Certains candidats qui excellent dans le zèle vont jusqu’à solliciter l’imam à faire des «dourous» en leur faveur, et parfois ils n’hésitent même pas à demander catégoriquement des séances de «roquia» pour éloigner les sortilèges maléfiques et le mauvais œil des envieux.

Dès la clôture du scrutin, et après l’annonce officielle des résultats, les sponsors du nouvel élu se paient une vraie «waada» où tout le monde mange à satiété, mais dès le lendemain, une muraille infranchissable sera dressée autour du protégé pour l’éloigner une fois pour toute des électeurs qui l’ont mandaté. Ainsi, et une fois sur le trône pour l’entame de son mandat, l’élu qui se réclamait bienfaiteur malgré lui se retrouvera –avec sa volonté bien-sûr – pieds et mains liés devant ses promoteurs. Il sera confronté alors aux dures épreuves du nouveau règlement intérieur dont il avait cure auparavant. Il s’apercevra, par la suite, que les vautours qui l’ont placé sur le trône ne lui ont fait en réalité qu’un cadeau empoisonné qui chamboulera toute sa vie ultérieure. Se retrouvant malgré lui entre le marteau et l’enclume, l’élu bienfaiteur mettra de côté sa conscience et entamera une éclipse qui l’éloignera vite de son carcan habituel. En l’espace de quelques temps, il se fera noyer volontairement dans l’ambiance nauséabonde des salons feutrés en endossant sans regret l’habit qui sied le mieux au nouvel environnement.

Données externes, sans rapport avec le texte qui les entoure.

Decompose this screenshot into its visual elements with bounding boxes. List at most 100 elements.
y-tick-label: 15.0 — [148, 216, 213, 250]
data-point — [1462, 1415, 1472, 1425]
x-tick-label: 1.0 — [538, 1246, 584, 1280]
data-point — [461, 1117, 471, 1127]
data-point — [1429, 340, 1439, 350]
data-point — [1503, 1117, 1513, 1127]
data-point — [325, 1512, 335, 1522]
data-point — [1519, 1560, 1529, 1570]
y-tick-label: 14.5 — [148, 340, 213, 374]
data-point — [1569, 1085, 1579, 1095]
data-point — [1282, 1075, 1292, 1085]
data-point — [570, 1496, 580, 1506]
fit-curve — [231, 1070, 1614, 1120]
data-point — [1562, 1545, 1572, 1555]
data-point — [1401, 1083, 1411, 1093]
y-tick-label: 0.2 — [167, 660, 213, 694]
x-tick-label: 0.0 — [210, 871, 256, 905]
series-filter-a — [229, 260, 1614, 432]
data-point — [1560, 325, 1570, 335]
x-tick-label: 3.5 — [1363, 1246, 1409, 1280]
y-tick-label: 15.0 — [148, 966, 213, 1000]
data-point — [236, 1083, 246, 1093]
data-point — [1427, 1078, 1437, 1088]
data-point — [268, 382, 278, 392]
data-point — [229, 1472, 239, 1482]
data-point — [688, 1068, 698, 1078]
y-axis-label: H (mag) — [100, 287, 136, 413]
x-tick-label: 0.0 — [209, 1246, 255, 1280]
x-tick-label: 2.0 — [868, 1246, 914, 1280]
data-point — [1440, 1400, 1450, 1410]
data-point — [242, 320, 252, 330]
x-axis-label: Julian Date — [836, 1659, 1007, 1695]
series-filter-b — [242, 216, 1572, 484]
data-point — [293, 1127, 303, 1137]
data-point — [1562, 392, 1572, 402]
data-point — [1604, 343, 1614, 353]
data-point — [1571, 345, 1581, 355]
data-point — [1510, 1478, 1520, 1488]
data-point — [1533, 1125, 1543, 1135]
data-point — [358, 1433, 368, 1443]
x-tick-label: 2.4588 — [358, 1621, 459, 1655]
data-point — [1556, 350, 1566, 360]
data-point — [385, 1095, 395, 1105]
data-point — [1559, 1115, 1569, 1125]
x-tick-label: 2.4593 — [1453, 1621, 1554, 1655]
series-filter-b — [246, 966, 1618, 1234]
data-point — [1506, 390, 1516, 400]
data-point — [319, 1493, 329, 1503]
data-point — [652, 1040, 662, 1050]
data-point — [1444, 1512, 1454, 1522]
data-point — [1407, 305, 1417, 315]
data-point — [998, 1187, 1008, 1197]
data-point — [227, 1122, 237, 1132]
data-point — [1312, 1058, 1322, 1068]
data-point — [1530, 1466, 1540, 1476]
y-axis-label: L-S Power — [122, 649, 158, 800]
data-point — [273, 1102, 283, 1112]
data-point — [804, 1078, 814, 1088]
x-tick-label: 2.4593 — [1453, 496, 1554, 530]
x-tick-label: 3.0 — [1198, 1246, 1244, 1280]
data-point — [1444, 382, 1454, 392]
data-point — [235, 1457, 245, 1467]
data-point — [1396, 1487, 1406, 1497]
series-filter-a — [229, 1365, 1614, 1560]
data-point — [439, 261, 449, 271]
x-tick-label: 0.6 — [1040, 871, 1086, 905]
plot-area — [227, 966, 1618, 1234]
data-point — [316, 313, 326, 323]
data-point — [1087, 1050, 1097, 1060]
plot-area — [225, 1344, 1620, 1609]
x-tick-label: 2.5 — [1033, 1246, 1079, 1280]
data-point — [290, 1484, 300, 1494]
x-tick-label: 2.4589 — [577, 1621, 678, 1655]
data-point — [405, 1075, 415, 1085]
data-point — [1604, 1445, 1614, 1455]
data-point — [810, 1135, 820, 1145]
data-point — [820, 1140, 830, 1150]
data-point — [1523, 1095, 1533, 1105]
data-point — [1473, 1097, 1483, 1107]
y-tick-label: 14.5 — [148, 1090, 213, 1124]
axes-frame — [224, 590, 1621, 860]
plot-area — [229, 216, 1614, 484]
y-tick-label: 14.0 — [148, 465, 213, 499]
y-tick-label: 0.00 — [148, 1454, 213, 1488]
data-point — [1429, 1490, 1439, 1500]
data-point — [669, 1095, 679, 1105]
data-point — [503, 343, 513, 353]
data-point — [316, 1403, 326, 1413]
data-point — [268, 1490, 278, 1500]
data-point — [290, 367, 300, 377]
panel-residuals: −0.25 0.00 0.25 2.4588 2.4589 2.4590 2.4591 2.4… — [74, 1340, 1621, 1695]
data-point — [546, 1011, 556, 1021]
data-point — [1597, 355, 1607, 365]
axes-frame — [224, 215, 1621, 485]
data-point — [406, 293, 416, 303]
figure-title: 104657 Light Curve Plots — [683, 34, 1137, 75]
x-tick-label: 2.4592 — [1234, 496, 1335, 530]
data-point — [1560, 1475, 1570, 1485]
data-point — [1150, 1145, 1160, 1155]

La tentation est la mère de tous les vices, et les privilèges font tourner les têtes ! Obnubilé par le nouveau mode de vie, l’élu mandaté par les électeurs atteindra le nirvana lorsque, sereinement, il accepte de renier jusqu’à sa personnalité et ses origines, faisant en sorte qu’il n’a jamais existé dans un passé si proche. N’ayant plus de visage capable de regarder ses électeurs en face, et dépourvu d’alternative pour bien faire, il fait durer autant qu’il pourra son éclipse, qui est en quelque sorte la seule issue salvatrice qui lui permettrait de savourer jusqu’à l’ivresse  les jouissances de ce monde. Peut-être qu’il réussira matériellement, mais dans son for intérieur, il ne sera jamais en paix avec lui-même dès le premier rhume de l’hiver.

C’est de cette manière qu’on entre dans le monde des démons où le retour en arrière est pratiquement impossible. C’est aussi comme cela que la crise de confiance entre la population et les élus s’aggrave et éloigne de plus en plus nos jeunes de la chose politique et de son isolement de la vie quotidienne et de leur avenir.